My design met every single requirement and it did so organically, embracing the requirements, not fighting them. I was particularly proud of the way the ramps (that were complained about by entrants) were the linchpin of the experience my design would have provided. In contrast, every finalist ignored many (sometimes most) of the requirements. And in the other entries that I looked through -- and there were many great entries beyond the finalists -- the ramps requirement was the most ignored. It turned out that the requirements weren't really required, something I might have known if I had any background in architecture. To state the obvious, no, I didn't win the competition, not even close. As was clear from the finalists, they were looking for something monumental and my entry wasn't monumental -- I designed an experience, not a monument.
It shouldn't have been too much of a surprise that the constraints were fluid. This happens all the time in the world of computers. But that shouldn't stop us from embracing the constraints as we know them. By turning constraints into opportunities, we get innovation.
3 comments:
Roy,
Thanks! I absolutely agree and I'm happy to see more evidence and opinion pointing in this direction.
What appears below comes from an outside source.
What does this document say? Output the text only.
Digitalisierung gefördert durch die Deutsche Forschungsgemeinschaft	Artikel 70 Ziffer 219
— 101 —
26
John Maeda in "The Laws of Simplicity" says, "In the field of design there is a belief that with more constraints, better solutions are revealed."
In Presentation Zen, Garr Reynolds says, "Constraints and limitations are a powerful ally, not an enemy, and creating your own self-imposed constraints, limitations, and parameters is often fundamental to good, creative work."
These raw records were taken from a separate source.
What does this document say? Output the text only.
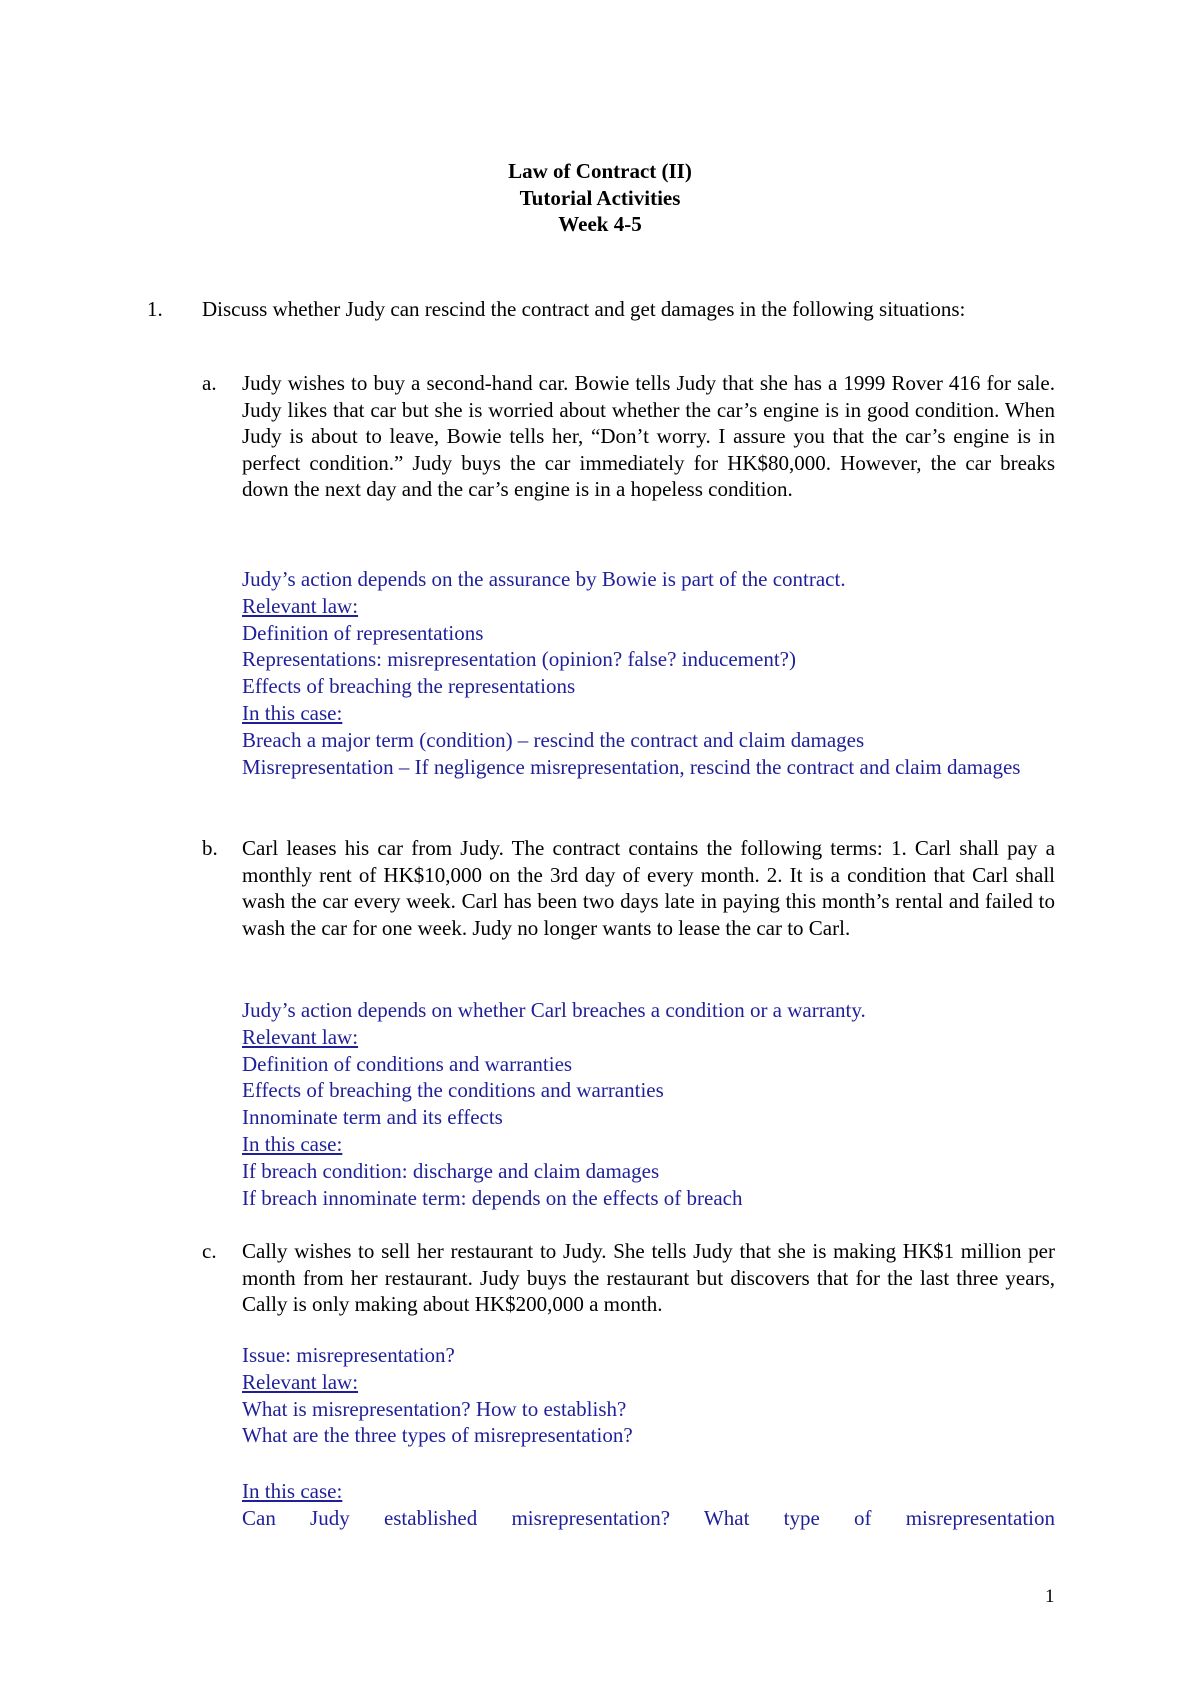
Law of Contract (II)
Tutorial Activities
Week 4-5
1. Discuss whether Judy can rescind the contract and get damages in the following situations:
a. Judy wishes to buy a second-hand car. Bowie tells Judy that she has a 1999 Rover 416 for sale. Judy likes that car but she is worried about whether the car’s engine is in good condition. When Judy is about to leave, Bowie tells her, “Don’t worry. I assure you that the car’s engine is in perfect condition.” Judy buys the car immediately for HK$80,000. However, the car breaks down the next day and the car’s engine is in a hopeless condition.
Judy’s action depends on the assurance by Bowie is part of the contract.
Relevant law:
Definition of representations
Representations: misrepresentation (opinion? false? inducement?)
Effects of breaching the representations
In this case:
Breach a major term (condition) – rescind the contract and claim damages
Misrepresentation – If negligence misrepresentation, rescind the contract and claim damages
b. Carl leases his car from Judy. The contract contains the following terms: 1. Carl shall pay a monthly rent of HK$10,000 on the 3rd day of every month. 2. It is a condition that Carl shall wash the car every week. Carl has been two days late in paying this month’s rental and failed to wash the car for one week. Judy no longer wants to lease the car to Carl.
Judy’s action depends on whether Carl breaches a condition or a warranty.
Relevant law:
Definition of conditions and warranties
Effects of breaching the conditions and warranties
Innominate term and its effects
In this case:
If breach condition: discharge and claim damages
If breach innominate term: depends on the effects of breach
c. Cally wishes to sell her restaurant to Judy. She tells Judy that she is making HK$1 million per month from her restaurant. Judy buys the restaurant but discovers that for the last three years, Cally is only making about HK$200,000 a month.
Issue: misrepresentation?
Relevant law:
What is misrepresentation? How to establish?
What are the three types of misrepresentation?
In this case:
Can Judy established misrepresentation? What type of misrepresentation
1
Living with limitations also makes many people with disabilities good problem solvers--a great reason to hire someone who is used to creatively finding ways around or through barriers.
Better luck next time you enter a contest. :)
--wendy
I think there might be one more design lesson hidden in the Parable of the Ramps Constraint. Despite the ramps ultimately being optional, there was some essence of the actual, unbendable requirements embodied in the statement that ramps are required--probably something to do with accessibility in this case.
Some of my proudest work has come from situations where I took what everyone understood as the requirements and subtly recast one of the requirements while retaining its essence to yield an even more elegant outcome.
It's sort of like solving an information reduction puzzle. When you first walk up to one, there are a daunting number of possible approaches. Then, after some analysis, you impose some constraints on the solution space--perhaps based on the presence or absence of certain patterns, or even whether a particular puzzle would have been possible to construct. Sometimes it seems like you're left with no elegant possibilities at all. Figuring out which of the "obvious" self-imposed constraints need to bend or stretch often enables the kind of breakthrough to not only solve the puzzle, but to unlock the puzzle's beauty.
@Scott: Interesting thoughts and I agree completely -- I'm always trying to get to the real requirement, not what people just think is the requirement.
In this case, though, the ramps were designed by the architect, Daniel Libeskind, and had nothing to do with accessibility. They were about his vision for where the memorial would be and how people would get to it. He wrote a whole little essay about his vision.